Let's create the tables SALES and CUSTOMERS as follows:
- HASH partitioning on the ID column for the CUSTOMERS table using 128 partitions.
- Table SALES and CUSTOMERS are now equi-partitioned on the join column
-----------------------------------------------------------------------------
| Id | Operation | Name | Pstart| Pstop| TQ | PQ Distrib |
-----------------------------------------------------------------------------
| 0 | SELECT STATEMENT | | | | | |
| 1 | PX COORDINATOR | | | | | |
| 2 | PX SEND QC (RANDOM) | :TQ10001 | | | Q1,01 | QC (RAND) |
| 3 | SORT GROUP BY | | | | Q1,01 | |
| 4 | PX RECEIVE | | | | Q1,01 | |
| 5 | PX SEND HASH | :TQ10000 | | | Q1,00 | HASH |
| 6 | SORT GROUP BY | | | | Q1,00 | |
| 7 | PX PARTITION HASH ALL | | 1 | 128 | Q1,00 | |
| 8 | HASH JOIN | | | | Q1,00 | |
| 9 | TABLE ACCESS FULL | CUSTOMERS | 1 | 128 | Q1,00 | |
| 10 | TABLE ACCESS FULL | SALES | 1 | 128 | Q1,00 | |
-----------------------------------------------------------------------------
This execution plan use the hash partitioned tables. Unlike without partitioning, you do not see the granules for table SALES and CUSTOMERS right away in the plan.
The simple reason for this because we are now using partition-based granules, so Oracle does not have to partition the data for parallel access at runtime; the database simply has to iterate over existing partitions.
Furthermore, we are joining two equi-partitioned tables leveraging a partition-wise join.
The partition-based granules are not only identical for both tables, but the iteration (processing) of granules is now a processing of pairs of partitions that includes the join as well.
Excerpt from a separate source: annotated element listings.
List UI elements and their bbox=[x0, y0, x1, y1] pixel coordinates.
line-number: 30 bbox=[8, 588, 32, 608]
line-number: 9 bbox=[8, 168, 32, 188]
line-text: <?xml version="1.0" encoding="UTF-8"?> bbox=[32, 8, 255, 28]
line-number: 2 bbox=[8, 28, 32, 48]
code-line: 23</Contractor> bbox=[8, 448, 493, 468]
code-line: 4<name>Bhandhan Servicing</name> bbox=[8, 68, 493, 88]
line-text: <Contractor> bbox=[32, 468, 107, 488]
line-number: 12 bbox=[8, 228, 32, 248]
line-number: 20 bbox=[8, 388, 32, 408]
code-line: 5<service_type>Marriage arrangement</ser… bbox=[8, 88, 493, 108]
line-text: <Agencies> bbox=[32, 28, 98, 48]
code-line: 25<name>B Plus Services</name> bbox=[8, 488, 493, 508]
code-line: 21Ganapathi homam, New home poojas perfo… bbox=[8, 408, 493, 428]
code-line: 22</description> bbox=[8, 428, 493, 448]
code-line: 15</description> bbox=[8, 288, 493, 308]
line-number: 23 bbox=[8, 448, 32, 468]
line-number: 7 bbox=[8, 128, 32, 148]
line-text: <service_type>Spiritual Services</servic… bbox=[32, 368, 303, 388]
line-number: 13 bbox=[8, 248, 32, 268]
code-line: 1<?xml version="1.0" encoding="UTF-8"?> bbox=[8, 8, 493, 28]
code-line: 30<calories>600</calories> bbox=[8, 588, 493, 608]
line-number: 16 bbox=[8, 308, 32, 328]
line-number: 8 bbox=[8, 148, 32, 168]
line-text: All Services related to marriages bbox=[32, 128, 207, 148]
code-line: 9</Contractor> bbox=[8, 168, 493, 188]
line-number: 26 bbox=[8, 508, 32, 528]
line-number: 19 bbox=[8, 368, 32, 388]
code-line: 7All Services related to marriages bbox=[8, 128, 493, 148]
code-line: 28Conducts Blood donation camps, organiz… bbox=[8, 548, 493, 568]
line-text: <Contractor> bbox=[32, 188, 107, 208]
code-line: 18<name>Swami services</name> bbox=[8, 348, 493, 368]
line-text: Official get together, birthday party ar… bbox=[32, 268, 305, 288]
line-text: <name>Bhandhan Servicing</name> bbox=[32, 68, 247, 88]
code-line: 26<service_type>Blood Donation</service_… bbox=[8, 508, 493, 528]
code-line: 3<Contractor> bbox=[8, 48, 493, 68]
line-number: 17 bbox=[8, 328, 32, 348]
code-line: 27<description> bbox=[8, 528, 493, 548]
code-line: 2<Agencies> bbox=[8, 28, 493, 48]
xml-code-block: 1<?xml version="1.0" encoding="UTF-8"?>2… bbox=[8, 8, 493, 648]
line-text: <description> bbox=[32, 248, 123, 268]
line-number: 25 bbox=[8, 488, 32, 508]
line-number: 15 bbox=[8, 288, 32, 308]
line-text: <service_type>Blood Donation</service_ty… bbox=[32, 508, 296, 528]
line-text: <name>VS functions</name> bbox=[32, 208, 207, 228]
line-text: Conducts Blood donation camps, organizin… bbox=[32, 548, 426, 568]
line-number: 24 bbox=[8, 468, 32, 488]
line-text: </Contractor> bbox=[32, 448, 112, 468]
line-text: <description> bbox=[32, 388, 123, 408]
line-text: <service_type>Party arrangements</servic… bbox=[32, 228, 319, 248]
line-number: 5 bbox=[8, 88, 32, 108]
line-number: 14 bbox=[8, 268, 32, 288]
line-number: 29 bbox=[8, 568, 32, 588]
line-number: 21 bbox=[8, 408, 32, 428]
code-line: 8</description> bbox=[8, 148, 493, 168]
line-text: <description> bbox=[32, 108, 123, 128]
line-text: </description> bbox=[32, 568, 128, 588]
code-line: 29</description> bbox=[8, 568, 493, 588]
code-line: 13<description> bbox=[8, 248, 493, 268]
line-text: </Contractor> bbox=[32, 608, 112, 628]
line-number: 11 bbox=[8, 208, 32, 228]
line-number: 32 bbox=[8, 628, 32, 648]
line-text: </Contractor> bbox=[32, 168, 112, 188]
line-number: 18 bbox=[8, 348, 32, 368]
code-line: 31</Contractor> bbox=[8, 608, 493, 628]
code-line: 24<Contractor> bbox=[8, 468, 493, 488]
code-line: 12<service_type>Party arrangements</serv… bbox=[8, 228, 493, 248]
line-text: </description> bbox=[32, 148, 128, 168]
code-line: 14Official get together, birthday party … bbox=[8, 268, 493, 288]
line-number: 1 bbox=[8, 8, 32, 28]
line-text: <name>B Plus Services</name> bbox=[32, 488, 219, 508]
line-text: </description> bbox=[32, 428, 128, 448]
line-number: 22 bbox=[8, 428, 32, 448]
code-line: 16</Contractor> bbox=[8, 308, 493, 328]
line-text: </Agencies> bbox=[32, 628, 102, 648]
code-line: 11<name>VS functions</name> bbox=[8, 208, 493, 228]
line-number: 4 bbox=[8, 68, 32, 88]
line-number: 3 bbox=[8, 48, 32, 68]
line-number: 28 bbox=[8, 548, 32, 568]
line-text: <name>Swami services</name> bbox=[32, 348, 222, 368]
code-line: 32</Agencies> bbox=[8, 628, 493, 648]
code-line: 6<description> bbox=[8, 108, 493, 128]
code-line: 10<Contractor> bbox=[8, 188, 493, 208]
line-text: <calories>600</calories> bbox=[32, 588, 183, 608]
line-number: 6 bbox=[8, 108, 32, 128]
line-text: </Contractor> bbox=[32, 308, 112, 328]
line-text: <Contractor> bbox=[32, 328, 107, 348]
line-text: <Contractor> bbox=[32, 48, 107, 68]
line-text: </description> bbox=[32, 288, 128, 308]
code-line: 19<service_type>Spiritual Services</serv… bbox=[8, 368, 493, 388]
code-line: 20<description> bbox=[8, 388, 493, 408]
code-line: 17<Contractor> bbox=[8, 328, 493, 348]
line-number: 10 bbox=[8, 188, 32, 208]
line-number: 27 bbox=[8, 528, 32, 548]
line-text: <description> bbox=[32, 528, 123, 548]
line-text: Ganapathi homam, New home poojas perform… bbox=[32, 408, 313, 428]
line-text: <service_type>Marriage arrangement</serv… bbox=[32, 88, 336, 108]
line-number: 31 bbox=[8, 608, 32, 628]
One parallel server process is working on one equivalent partition pair at a given point in time. Consequently, the partition-based granule iterator is ABOVE the hash join operation in the execution plan.
Besides the known processing steps of parallel execution this new behaviour of a partition-wise join is seen in the execution plan.
- Tables SALES and CUSTOMERS are accessed in parallel, iterating over the existing equi-partitioned hash partition-based granules (ID 7). You can read this operation as “loop over all hash partitions and process the operations below”. A set of parallel servers is working on n partitions at a time (n equals the DOP), from partition 1 to 128 (identified through columns 'Pstart' and 'Pstop').
- For each HASH partition pair, a parallel server process joins the table CUSTOMERS and SALES.
No data redistribution is taking place to join tables SALES and CUSTOMERS.
In the case of inter-node parallel query, there would be no data transfer necessary between the compute nodes, and the Oracle database – although built on the shared everything paradigm - would behave like a shared nothing system for this operation.